We had a good night at the rest area--very restful. There was one tractor trailer rig who kept us company. One other rig came in during the wee hours.
The border crossing went smoothly. There was a very long line of semis, but only a few in the other lane. We waited maybe 10 minutes and then had our three minutes with the border agent. She asked a few questions, most of which we anticipated--where are you from, where are you going, how long are you staying, what’s your purpose for being in Canada. They always ask about tobacco, alcohol, and firearms. Crossing into Canada they also always ask about pepper spray and mace. It’s fine to bring in something like bear spray, but not a product designed for use on humans. We expected them to ask about fresh produce, dairy products, and meat, but thy didn’t. Instead they surprised us by asking if we had any firewood.
At the end of questioning we were allowed to continue on our way. We were lucky, I guess, because while we were sitting there for that relatively short time, they pulled three RVs over for inspection.
After the border crossing, our first stop was at the Milk River Travel Information Center. They were still closed for the season, but their large, empty parking lot offered a great place for a short break. Besides, they had this cool dinosaur in front of the building. Why a dinosaur? Apparently, dinosaur eggs and fossilized fish and reptiles were discovered near this location in 1987.
Our first stop in Lethbridge was the Travel Information Center where we picked up several brochures about attractions which are on our “see” list. The attendant also pointed us in the direction of the casino--our home for tonight. The Information Center parking lot served as our lunch spot. We ate inside our motor home, but there were picnic tables available. There was also a dump station and fresh water.
We got over to the casino and were surprised to find the parking lot full of cars. It seems a local business is having some construction done and the employees are parking at the casino. We managed to find a spot large enough to park along the curb. I’m happy. I can put our the bedroom slide.
We learned all this information from a gentleman we saw standing near a 5th wheel. He told us where we could park and that we could stay as long as we wanted to. It seems he came here, ask the management if he could park over night, they told him to stay as long as he wanted to. This is his second summer here.
After we got parked and unhitched the car, we drove over to view the High Level Bridge. This is a railroad bridge--the highest and longest trussel bridge in the world--a mile long and 307 feet high.
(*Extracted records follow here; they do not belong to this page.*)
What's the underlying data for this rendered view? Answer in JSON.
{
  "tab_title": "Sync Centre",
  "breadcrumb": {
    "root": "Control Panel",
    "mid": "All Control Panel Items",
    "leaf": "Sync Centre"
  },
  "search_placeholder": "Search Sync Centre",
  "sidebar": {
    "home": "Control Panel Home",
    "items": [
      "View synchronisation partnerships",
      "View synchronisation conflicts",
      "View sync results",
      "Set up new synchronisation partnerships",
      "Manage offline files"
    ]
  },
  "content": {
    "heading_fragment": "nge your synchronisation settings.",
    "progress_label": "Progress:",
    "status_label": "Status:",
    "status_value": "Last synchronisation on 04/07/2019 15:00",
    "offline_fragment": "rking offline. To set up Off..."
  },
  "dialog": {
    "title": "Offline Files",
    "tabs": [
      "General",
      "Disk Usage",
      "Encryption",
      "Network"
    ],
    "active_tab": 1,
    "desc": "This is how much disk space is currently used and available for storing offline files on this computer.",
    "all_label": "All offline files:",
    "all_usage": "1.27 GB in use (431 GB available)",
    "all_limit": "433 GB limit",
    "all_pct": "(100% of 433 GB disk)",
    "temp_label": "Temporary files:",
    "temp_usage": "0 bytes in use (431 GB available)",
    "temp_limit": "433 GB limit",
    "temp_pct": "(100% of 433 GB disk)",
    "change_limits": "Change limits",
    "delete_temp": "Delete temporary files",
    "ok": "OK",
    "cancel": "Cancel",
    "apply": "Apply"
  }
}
We continued on down the hill below the bridge to take a look at Oldman River. Oldman River, gathering water from the streams and creeks of the eastern Rockies, feeds the Saskatchewan River which eventually empties into the Hudson Bay. There is a very nice park at the edge of the river with picnic tables and several miles of walking trail. It is also the site of the reconstructed Fort Whoop-Up, a trading post during the late 1800s. It’s primary trade good was whiskey and it soon developed a reputation for being the most notorious of all the trading posts in southern Alberta. Whoop-Up is actually a nickname. The official name is Fort Hamilton.
This drive around gave us a pretty good view of the city. Lethbridge has a population of about 80,000 making it the fourth largest city in Alberta.
GAS REPORT: We stopped in Shelby, Montana to get gas figuring it would be cheaper than in Canada. It was by over a dollar/gallon. We paid 3.86 for mid grade. Diesel was 4.16.
CRITTER COUNT: We didn’t see many critters today--about a dozen pronghorn and a few prairie dogs.
That’s plenty for today. Thanks for tagging along.